13. The method, according to claim 1, wherein multiple oxalate-degrading enzymes are immobilized on the surface.

14. The method, according to claim 1, conducted in vivo in a mammal.

15. The method, according to claim 14, wherein the mammal is a human.

16. A surface to which at least one oxalate-degrading enzyme is attached and wherein said surface is on a dialysis membrane, an in-dwelling medical device, or in a fermentation system.

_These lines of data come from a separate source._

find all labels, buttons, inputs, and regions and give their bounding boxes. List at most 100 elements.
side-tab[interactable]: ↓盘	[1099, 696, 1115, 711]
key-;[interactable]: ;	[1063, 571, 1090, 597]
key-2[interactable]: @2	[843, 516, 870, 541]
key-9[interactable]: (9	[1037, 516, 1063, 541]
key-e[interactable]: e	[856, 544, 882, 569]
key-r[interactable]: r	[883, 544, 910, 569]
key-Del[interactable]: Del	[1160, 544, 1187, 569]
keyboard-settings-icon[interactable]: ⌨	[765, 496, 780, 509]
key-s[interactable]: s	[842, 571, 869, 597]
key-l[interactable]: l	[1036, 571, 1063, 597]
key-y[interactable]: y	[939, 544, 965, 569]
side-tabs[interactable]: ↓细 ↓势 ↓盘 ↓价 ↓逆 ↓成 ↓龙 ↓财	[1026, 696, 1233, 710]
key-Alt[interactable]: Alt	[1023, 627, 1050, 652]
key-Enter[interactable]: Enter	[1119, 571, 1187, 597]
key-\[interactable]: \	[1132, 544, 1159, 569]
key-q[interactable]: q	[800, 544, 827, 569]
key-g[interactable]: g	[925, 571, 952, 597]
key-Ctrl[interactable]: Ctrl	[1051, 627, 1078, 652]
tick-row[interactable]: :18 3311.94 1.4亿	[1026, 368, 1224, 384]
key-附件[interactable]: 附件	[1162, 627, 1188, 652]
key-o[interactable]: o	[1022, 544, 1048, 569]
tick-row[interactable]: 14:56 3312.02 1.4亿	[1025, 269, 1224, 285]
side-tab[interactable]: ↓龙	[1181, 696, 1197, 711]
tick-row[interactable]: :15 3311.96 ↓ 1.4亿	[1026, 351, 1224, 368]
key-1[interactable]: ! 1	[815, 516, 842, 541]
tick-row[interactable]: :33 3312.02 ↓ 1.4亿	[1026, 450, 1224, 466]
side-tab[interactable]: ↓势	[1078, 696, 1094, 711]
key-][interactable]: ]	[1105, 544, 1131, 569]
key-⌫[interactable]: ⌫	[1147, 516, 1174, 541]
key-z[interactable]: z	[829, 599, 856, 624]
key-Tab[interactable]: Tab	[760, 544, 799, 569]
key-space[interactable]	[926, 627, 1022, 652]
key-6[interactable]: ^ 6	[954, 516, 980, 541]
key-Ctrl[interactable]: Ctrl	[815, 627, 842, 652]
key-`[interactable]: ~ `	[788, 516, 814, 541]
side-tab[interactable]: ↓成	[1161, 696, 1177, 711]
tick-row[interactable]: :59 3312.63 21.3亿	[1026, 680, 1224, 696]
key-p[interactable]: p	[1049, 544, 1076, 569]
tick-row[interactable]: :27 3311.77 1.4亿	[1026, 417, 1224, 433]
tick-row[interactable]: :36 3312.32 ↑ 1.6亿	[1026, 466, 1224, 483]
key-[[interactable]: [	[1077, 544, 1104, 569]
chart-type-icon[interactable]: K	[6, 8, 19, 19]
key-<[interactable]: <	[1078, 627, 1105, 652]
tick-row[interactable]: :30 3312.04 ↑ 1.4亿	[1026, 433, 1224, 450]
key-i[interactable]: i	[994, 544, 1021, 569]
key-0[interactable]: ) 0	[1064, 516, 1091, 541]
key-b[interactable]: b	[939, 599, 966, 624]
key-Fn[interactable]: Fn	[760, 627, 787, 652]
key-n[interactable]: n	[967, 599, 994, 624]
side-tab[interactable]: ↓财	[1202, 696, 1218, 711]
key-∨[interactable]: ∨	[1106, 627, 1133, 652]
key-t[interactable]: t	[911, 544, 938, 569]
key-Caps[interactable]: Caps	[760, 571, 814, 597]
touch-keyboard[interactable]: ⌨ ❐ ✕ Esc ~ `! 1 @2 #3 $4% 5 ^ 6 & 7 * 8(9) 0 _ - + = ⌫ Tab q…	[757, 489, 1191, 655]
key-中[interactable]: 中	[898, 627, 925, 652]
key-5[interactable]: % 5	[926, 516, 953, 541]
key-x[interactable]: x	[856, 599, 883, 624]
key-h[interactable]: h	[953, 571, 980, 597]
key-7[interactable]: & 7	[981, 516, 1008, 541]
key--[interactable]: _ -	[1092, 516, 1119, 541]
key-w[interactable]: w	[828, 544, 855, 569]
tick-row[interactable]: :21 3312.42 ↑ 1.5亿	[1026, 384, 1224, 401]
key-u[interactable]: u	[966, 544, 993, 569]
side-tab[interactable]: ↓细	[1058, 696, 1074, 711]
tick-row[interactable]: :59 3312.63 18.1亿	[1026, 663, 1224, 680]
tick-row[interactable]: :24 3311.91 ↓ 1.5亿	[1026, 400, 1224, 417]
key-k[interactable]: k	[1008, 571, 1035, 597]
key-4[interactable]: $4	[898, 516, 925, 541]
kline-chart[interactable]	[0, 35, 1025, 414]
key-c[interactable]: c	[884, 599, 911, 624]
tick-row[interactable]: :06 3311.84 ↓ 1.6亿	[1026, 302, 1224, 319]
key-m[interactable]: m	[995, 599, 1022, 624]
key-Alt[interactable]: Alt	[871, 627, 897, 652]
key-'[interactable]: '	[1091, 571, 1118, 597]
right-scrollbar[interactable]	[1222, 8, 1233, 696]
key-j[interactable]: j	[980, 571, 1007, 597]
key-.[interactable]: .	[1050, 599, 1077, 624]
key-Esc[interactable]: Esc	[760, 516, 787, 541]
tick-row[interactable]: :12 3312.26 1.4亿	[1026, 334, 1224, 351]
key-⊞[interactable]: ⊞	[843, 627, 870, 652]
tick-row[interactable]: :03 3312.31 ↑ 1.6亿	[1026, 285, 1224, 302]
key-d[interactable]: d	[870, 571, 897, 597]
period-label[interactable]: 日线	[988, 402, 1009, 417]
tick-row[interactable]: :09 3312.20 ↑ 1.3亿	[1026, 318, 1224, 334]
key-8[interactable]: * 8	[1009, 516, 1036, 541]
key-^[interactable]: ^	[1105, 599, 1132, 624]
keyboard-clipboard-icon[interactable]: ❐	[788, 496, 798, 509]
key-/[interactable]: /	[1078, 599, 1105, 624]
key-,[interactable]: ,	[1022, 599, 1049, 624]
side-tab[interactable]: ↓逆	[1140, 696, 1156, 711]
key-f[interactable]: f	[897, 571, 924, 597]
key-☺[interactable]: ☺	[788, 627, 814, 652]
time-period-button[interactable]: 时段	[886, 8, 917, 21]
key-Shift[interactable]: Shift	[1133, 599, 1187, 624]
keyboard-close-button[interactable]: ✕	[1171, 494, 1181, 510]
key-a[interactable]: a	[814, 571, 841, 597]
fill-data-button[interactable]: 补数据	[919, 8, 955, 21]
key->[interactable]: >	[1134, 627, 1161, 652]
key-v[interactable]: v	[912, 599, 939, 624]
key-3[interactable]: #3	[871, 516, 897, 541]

17. The surface, according to claim 16, wherein said in-dwelling medical device is selected from the group consisting of stents and catheters.

18. The surface, according to claim 16, which is a polymeric material.

19. The surface, according to claim 18, which is a silicone elastomer.

20. The surface, according to claim 16, wherein the oxalate-degrading enzyme is attached to the surface through a linker.

21. The surface, according to claim 16, wherein the surface further comprises an antimicrobial compound.

22. The surface, according to claim 16, wherein said enzyme is selected from the group consisting of oxalate oxidase, oxalate decarboxylase, oxalyl-CoA decarboxylase, and formyl-CoA transferase.